Roma, 21 gennaio 2025 – Anche ibis sacri e aironi tra le specie che possono diffondere l’influenza aviaria. La scoperta arriva dal laboratorio di referenza europeo sul virus, che fa capo all’Istituto Zooprofilattico delle Venezie.
Abbiamo chiesto al direttore Calogero Terregino il significato di questa novità. Mentre in tutto il mondo crescono preoccupazione e attenzione. L’Iss ha diffuso le Faq con un focus specifico sul rischio per cani e gatti. Pochi giorni dopo, a Bologna è morto il primo felino e negli Usa la Food and Drug administration ha invitato i produttori di alimenti per animali a rivedere le procedure di sicurezza.
La storia per punti
Ibis sacri e aironi: gli ultimi ospiti dell’aviaria
“Nel corso degli anni – spiega il direttore Terregino – il virus che prima era di pertinenza di alcune specie indicate classicamente come serbatoi, più di tutto anatre e gabbiani, man mano che è aumentata la sorveglianza verso le specie più vicine agli allevamenti, si trova anche altrove. Andandolo a cercare, abbiamo avuto la possibilità di scoprire altri animali morti e positivi all’aviaria”. La scoperta è avvenuta per la combinazione di competenza e intuizione, “a partire da una collega di Verona che è anche un esperto ornitologo”, ricostruisce il direttore Terregino.
Non era semplice ‘catturare’ le informazioni, “anche perché non siamo di fronte a stragi di animali ma quelli morti sono qua e là”. Insomma, è servita una grande attenzione.

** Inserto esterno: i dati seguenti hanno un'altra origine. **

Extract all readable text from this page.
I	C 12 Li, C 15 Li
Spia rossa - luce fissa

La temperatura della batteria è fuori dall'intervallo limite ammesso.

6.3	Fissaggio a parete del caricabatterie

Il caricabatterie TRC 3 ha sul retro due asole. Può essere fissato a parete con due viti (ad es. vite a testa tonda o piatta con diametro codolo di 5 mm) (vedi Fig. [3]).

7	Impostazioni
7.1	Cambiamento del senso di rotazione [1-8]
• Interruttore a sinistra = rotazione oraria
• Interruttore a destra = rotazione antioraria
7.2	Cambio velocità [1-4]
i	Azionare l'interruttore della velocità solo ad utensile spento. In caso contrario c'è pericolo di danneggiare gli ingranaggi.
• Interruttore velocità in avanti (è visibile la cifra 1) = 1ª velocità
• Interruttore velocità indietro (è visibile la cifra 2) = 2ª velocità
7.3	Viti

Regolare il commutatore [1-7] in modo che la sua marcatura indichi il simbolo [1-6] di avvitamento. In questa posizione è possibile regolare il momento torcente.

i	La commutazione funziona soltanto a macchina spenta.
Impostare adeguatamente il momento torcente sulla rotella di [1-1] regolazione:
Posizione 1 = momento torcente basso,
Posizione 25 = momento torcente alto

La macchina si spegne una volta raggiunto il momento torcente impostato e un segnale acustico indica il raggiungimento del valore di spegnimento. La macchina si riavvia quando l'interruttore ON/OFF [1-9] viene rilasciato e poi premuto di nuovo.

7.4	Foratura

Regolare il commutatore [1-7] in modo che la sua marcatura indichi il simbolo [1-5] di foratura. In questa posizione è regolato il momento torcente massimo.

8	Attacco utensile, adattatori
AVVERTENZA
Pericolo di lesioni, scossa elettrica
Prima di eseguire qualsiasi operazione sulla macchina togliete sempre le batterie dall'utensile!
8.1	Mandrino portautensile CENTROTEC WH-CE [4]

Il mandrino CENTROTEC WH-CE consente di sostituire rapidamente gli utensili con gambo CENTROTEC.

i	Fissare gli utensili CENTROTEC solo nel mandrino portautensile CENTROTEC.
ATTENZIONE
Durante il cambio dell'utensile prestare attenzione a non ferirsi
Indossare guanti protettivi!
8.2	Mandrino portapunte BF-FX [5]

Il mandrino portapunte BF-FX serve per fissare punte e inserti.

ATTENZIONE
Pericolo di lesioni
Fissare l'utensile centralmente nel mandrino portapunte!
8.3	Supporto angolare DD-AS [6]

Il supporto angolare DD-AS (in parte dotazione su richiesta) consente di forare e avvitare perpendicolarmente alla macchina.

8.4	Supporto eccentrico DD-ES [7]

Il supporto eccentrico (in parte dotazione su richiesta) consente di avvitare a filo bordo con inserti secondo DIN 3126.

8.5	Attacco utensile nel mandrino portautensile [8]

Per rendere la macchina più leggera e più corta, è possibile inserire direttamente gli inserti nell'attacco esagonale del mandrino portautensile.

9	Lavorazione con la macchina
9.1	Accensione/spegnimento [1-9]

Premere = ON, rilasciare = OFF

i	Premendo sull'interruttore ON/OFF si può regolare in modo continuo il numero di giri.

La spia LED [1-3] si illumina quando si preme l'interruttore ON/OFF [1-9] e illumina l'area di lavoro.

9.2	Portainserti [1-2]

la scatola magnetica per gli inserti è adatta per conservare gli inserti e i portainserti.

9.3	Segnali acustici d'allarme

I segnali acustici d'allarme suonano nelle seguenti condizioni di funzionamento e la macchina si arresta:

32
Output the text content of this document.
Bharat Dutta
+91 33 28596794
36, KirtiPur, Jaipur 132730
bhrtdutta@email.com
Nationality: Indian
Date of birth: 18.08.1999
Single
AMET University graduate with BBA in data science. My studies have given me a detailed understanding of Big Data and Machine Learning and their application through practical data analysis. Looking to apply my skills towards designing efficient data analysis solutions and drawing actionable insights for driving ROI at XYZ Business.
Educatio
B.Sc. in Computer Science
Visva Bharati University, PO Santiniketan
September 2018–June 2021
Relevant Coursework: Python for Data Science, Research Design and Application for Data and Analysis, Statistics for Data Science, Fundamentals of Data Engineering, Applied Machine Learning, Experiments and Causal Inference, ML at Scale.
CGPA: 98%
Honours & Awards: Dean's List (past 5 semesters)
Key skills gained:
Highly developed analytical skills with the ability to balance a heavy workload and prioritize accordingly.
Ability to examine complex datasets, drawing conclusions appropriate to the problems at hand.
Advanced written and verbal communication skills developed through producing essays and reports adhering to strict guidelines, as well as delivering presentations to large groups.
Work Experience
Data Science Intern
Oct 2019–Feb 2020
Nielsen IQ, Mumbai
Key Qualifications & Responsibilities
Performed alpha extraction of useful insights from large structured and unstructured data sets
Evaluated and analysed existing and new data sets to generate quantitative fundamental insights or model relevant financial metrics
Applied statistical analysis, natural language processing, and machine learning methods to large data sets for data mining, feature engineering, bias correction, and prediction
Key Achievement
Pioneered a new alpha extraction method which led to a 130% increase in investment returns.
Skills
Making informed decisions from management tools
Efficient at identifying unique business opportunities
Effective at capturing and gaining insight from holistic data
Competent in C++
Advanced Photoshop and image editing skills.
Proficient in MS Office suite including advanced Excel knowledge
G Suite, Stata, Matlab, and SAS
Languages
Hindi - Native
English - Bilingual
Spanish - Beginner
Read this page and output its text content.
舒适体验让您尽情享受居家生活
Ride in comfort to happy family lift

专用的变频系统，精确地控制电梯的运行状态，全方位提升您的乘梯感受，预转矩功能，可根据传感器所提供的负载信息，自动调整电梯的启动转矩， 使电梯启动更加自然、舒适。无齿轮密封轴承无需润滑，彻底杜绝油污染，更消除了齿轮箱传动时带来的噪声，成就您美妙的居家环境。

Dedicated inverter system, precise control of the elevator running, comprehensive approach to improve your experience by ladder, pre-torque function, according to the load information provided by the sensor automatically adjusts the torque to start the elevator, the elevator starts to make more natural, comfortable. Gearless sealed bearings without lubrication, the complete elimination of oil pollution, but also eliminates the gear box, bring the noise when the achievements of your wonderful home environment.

Ibis sacro, specie aliena invasiva
Dunque oggi grazie a questi studi possiamo aggiornare le notizie sull’ibis sacro. “Non più solo specie aliena invasiva, ad esempio nella Pianura padana – spiega lo scienziato – ma anche animale che può diventare portatore del virus. Il problema è che si tratta di specie molto frequenti nelle aree antropizzate dove ci sono tanti allevamenti avicoli e possono quindi portare il virus dalle aree umide alle aziende”. Ma il problema esisteva già e lo abbiamo scoperto oggi, con la sorveglianza? “Tenderei ad escludere questa ipotesi – ragiona il direttore – perché l’invasione dell’ibis è recente. E per questo animale in particolare non è facile fare una sorveglianza attiva. Mentre per le anatre, ad esempio, le aree di cattura sono consolidate”.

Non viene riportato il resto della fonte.